Fairhaven’s Adventure Learning Grant Program Provides Unique Travel Opportunities to Western’s Students

Western’s Fairhaven College of Interdisciplinary Studies annually rewards three students from the university with an Adventure Learning Grant – a $20,000 stipend that lets students travel abroad in an effort to add to their education in a way that only leaving the country can do.

The grant was started by the recently deceased David Mason, a retired Fairhaven professor, in an attempt to enable more students to learn abroad.

Fairhaven faculty member Niall Ó Murchú, the director of the program, said students must write two essays before an interview for the grant. The first essay focuses on what the students hope to learn through exploring a new part of the world and a new culture. The second essay is more personal, asking the students to explain their educational journey and how they want to expand it abroad.

Zi Zhang, a senior at Western from Seattle, was awarded an Adventure Learning Grant last year and is currently overseas on his trip.

Zhang has always had a love for skateboarding and focused both of his essays on this and how skateboarding culture will be the primary focus of his travels.

 “I remember during the application process I was talking about my idea with a few friends of mine,” said Zhang. “Some of my friends thought it was a good idea while others thought I was insane.”

The risk paid off as Zhang was awarded the $20,000; he began his trip in South Africa where he stayed in Cape Town, assisting master’s degree students at the University of Cape Town with Biology research. In his spare time he skateboarded around the city and met locals with similar interests and saw how skateboarding culture differed in South Africa compared to the United States.

Zhang said that he also took away something from this portion of his trip that he didn’t expect.

“During my time in South Africa I learned that skateboarding has the ability to dissipate racial lines and connect people,” said Zhang, who is in China on the second leg of his grant looking to follow his passion of skateboarding into another new continent.

Sarah Sasek, a junior from Grand Rapids, Michigan, is preparing to travel to Sarayaku in the Ecuadorian Amazon in September for her grant. Sasek plans to explore how indigenous stories, culture and spirituality around water are used as a tool in the resistance movements that safeguard their communities.

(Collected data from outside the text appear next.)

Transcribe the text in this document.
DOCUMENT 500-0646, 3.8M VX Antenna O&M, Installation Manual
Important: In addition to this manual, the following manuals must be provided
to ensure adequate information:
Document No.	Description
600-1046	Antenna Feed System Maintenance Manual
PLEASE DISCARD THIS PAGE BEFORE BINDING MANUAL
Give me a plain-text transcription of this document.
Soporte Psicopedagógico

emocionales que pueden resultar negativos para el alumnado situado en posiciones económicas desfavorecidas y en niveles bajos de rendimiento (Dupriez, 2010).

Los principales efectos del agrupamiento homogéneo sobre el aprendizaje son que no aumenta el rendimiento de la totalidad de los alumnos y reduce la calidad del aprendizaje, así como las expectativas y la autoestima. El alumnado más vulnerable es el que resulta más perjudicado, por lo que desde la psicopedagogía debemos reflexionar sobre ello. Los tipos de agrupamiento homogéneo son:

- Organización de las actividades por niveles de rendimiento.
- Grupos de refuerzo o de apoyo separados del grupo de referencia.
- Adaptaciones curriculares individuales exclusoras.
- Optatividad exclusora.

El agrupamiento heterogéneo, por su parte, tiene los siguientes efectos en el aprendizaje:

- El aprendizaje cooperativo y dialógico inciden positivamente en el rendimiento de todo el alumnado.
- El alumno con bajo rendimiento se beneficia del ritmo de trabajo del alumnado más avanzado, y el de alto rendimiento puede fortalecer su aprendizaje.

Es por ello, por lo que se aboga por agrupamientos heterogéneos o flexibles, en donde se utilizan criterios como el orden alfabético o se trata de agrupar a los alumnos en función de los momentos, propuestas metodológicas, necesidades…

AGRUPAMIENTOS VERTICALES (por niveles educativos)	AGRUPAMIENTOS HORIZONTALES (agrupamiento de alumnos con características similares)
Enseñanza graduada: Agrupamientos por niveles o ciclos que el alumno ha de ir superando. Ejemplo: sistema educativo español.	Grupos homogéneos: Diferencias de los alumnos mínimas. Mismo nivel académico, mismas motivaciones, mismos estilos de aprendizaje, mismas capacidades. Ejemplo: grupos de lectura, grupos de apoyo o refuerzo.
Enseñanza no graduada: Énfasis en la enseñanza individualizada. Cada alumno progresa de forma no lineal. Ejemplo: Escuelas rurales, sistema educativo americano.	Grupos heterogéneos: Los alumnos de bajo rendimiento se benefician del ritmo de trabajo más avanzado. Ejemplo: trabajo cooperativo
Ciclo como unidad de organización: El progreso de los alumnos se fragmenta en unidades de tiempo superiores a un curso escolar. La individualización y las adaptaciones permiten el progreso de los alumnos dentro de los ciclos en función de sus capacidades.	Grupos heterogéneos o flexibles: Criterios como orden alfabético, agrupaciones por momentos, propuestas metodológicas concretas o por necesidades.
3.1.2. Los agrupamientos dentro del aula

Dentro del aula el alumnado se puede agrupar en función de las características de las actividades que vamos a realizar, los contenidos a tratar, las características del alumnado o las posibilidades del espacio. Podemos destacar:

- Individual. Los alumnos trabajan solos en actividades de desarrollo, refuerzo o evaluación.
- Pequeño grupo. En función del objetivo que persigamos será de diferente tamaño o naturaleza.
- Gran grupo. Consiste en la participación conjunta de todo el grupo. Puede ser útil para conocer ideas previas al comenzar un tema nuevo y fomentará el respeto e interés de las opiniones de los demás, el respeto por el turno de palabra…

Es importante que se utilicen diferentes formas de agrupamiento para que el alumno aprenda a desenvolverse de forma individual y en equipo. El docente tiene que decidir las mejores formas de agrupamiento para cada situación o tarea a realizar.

“Indigenous leadership is playing a central role in the current wave of fossil fuel resistance, and I want to learn how I can be an ally in protecting indigenous culture and resource sovereignty. I'm driven by my hope to see a healing of the relationship between humans and their environment,” said Sasek. “I hope to learn how to be a better activist and advocate for Environmental Justice.”

Sasek said she is hoping to apply what she will learn on this trip into creating her concentration at Fairhaven College when she returns to the U.S.

The ALG has provided Zhang, Sasek and many others opportunities that they would not have had without the help of the stipend; past ALG recipients have travelled to such locations as Peru, Egypt, Kenya and Bolivia.